La inhabilitación del president Torra ha reactivado el lamento con el que el nacionalismo catalán lleva años atormentando a la población española. Mientras los brutos queman contendores, los finos escriben editoriales aseverando que el fallo del Supremo es una prueba más de que existe un conflicto político irresuelto, que conviene encauzar por los medios adecuados.

Evidentemente, la intelligentsia nacionalista sólo ve conflictiva la reacción de la Justicia; jamás la acción que la motiva. En todo caso, es de admirar la facilidad con que los infatigables apóstoles del nacionalismo colocan sus barajas trucadas en la discusión pública y comienzan a dar juego.

Ante las elecciones al Parlament, que a buen seguro nos regalará la entrada en 2021, debemos estar preparados para una ofensiva que pretende enmarcar el debate en los términos que desea el nacionalismo. Torra, sostienen los nacionalistas, es el segundo presidente de Cataluña depuesto sin la aprobación de la ciudadanía que lo eligió. Esto, nos dicen, demuestra que algo grave está pasando: si los cargos electos infringen la Ley, la culpa es de la Ley. ¿Y cómo hemos de afrontar esta anomalía? Evidentemente, buscando cauces extrajudiciales y para-institucionales. Es decir, creando "espacios de diálogo" donde hablen sólo quienes ellos consideren y de los temas que estimen oportuno.

El tema estrella, claro está, es el referéndum. Pero esta vez la discusión tiene otro matiz.

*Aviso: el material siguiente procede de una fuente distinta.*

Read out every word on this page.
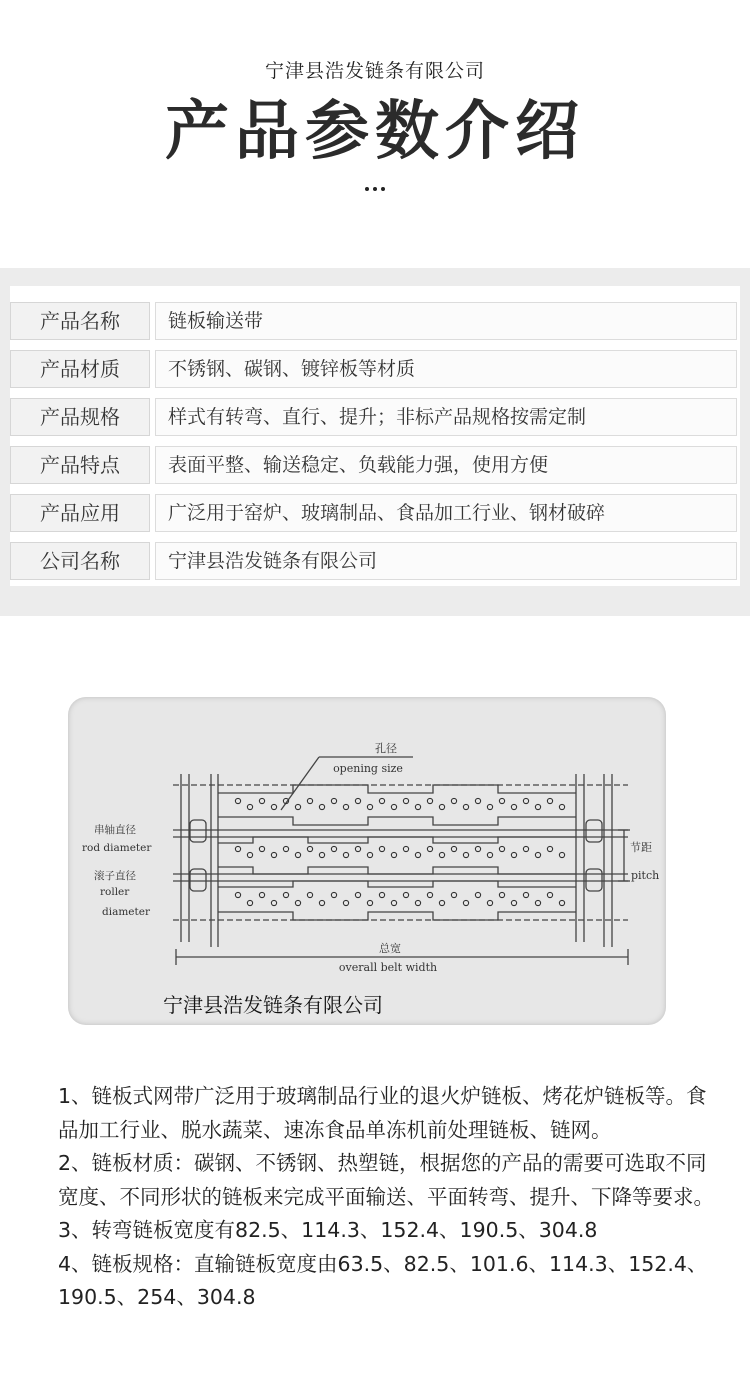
宁津县浩发链条有限公司
产品参数介绍
产品名称	链板输送带
产品材质	不锈钢、碳钢、镀锌板等材质
产品规格	样式有转弯、直行、提升；非标产品规格按需定制
产品特点	表面平整、输送稳定、负载能力强，使用方便
产品应用	广泛用于窑炉、玻璃制品、食品加工行业、钢材破碎
公司名称	宁津县浩发链条有限公司
孔径
opening size
串轴直径
rod diameter
滚子直径
roller
diameter
节距
pitch
总宽
overall belt width
宁津县浩发链条有限公司

1、链板式网带广泛用于玻璃制品行业的退火炉链板、烤花炉链板等。食品加工行业、脱水蔬菜、速冻食品单冻机前处理链板、链网。

2、链板材质：碳钢、不锈钢、热塑链，根据您的产品的需要可选取不同宽度、不同形状的链板来完成平面输送、平面转弯、提升、下降等要求。

3、转弯链板宽度有82.5、114.3、152.4、190.5、304.8

4、链板规格：直输链板宽度由63.5、82.5、101.6、114.3、152.4、190.5、254、304.8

Al nacionalismo le conviene hacer una lectura plebiscitaria de las elecciones, así que el mantra es el siguiente: "Nos decían que no teníamos legitimidad porque estábamos en el 47%, ¿qué pasa si ahora superamos el 50%?".

Obviando la paradójica circunstancia de que eso sucederá sólo si baja la participación, el argumento no tiene fundamento alguno. En primer lugar, porque desde el punto de vista legal un 51% de voto independentista es igual de irrelevante que un 99%. Las constituciones existen, precisamente, para blindar los derechos frente a las mayorías: si ese alto porcentaje quisiera emplearse, por ejemplo, para retirar la ciudadanía española a los ciudadanos musulmanes, seguro que muchos celebrarían el escudo constitucional. Del mismo modo, ningún español puede ser convertido en extranjero en ningún rincón de su país.

Pero el escollo legal no es el más importante. Lo que el nacionalismo no entiende es que, de alcanzar el 51% del voto, seguiría habiendo un 49% de catalanes contrarios a la independencia. Y es improbable que estos ciudadanos sean sensibles al nuevo argumentario, dado que al nacionalismo no le ha importado jamás que los constitucionalistas sumaran más del 50% hasta ahora. Al contrario, sólo ha provocado que intensificaran la presión nacionalizadora. Con lo cara que se ha puesto la vida para el no nacionalista en Cataluña, lo sorprendente es que el omnipresente nacionalismo no capte el 100% del voto.

Finalmente, está la posibilidad, cada vez más real, del indulto. No es un tema menor, pues lo único que ha mantenido al nacionalismo dentro de la legalidad en los últimos años ha sido el miedo a la Justicia, última trinchera de nuestra democracia. Pero si constatan que el Ejecutivo está dispuesto a sortear al Poder Judicial por pura conveniencia electoral, estamos perdidos. Me viene a la mente un viejo chiste de Emo Philips: "Cuando era niño, todas las noches rezaba por tener una bicicleta nueva. Pero pronto me di cuenta de que el Señor, en su sabiduría, no funciona de ese modo. Así que robé una y le pedí que me perdonara".